N.C. State won the 1983 national championship and earned its “Cardiac Pack” nickname after winning the ACC Tournament and six NCAA Tournament games, including a 54-52 upset win over Houston in the championship game on Lorenzo Charles’ buzzer-beating dunk. The play is regularly replayed during the tournament. Charles died in 2011.

The amended complaint also added Martha Lou Mobley as a plaintiff. She serves as the administrator for Quinton Leonard’s estate.

Plaintiffs in the case are now Thurl Bailey, Alvin Battle, Walt Densmore, Tommy DiNardo, Terry Gannon, George McClain, Mobley, Cozell McQueen, Walter Proctor, Harold Thompson and Mike Warren.

The updated complaint mistakenly listed Ernie Myers as an additional plaintiff, but he remains uninvolved. Sidney Lowe and Dereck Whittenburg are also not named, but “everyone was part of this decision,” Warren told the News & Observer in June.

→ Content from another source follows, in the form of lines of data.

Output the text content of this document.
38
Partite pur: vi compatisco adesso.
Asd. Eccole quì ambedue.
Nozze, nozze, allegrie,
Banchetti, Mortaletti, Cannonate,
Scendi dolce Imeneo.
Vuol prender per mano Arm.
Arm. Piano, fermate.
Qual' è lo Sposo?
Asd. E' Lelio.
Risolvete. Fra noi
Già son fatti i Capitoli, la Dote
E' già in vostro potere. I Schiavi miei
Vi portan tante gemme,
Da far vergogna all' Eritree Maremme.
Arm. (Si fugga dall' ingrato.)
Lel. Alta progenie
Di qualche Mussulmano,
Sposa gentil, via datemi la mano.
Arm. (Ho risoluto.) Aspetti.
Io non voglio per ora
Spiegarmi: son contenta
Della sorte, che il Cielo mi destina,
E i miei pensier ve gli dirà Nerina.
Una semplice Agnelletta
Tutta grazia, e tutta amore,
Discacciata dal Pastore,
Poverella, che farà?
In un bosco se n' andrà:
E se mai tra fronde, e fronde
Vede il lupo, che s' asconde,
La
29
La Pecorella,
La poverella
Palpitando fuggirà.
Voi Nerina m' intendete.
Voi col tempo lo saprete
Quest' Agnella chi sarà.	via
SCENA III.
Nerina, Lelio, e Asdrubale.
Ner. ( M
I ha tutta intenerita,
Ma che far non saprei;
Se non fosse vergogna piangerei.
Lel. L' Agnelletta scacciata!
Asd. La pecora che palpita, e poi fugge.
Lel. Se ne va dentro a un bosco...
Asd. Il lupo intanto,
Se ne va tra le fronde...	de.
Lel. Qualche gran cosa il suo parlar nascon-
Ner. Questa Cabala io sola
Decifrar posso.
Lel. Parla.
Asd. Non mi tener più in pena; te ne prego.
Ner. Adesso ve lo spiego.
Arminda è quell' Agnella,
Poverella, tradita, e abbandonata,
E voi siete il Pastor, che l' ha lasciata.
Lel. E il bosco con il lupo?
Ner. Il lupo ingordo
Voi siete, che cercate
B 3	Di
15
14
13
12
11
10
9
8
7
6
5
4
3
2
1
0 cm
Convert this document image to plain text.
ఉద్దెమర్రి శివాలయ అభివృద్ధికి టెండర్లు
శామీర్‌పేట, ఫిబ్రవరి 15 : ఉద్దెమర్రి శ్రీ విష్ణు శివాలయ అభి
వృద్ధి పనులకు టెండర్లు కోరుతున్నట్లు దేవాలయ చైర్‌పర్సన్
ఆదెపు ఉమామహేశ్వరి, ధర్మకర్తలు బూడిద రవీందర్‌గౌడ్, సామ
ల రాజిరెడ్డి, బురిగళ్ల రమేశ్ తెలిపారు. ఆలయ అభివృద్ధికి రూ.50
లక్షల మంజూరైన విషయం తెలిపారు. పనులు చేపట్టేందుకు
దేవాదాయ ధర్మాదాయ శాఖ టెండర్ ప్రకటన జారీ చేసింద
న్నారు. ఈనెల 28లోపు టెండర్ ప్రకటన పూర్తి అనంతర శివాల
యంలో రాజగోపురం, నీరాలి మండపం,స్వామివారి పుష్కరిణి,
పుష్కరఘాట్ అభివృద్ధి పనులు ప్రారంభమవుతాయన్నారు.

Warren said the team, which remains close, discussed the possibility of legal action for many years. The changes in collegiate athletics, with athletes able to draw income from NIL deals while soon being allowed to get a share of the schools’ athletics revenue, made the lawsuit applicable now.

The suit says March Madness generates $1 billion in revenue annually and $20 million in broadcast rights in the next decade. The plaintiffs say the NCAA website’s use of videos from the team’s postseason run only play after advertisements and the NCAA has “never paid one cent” to them.

“Plaintiffs now seek reasonable compensation for the appropriation of their names, images, and likenesses by the NCAA and its partners and co-conspirators,” the lawsuit states.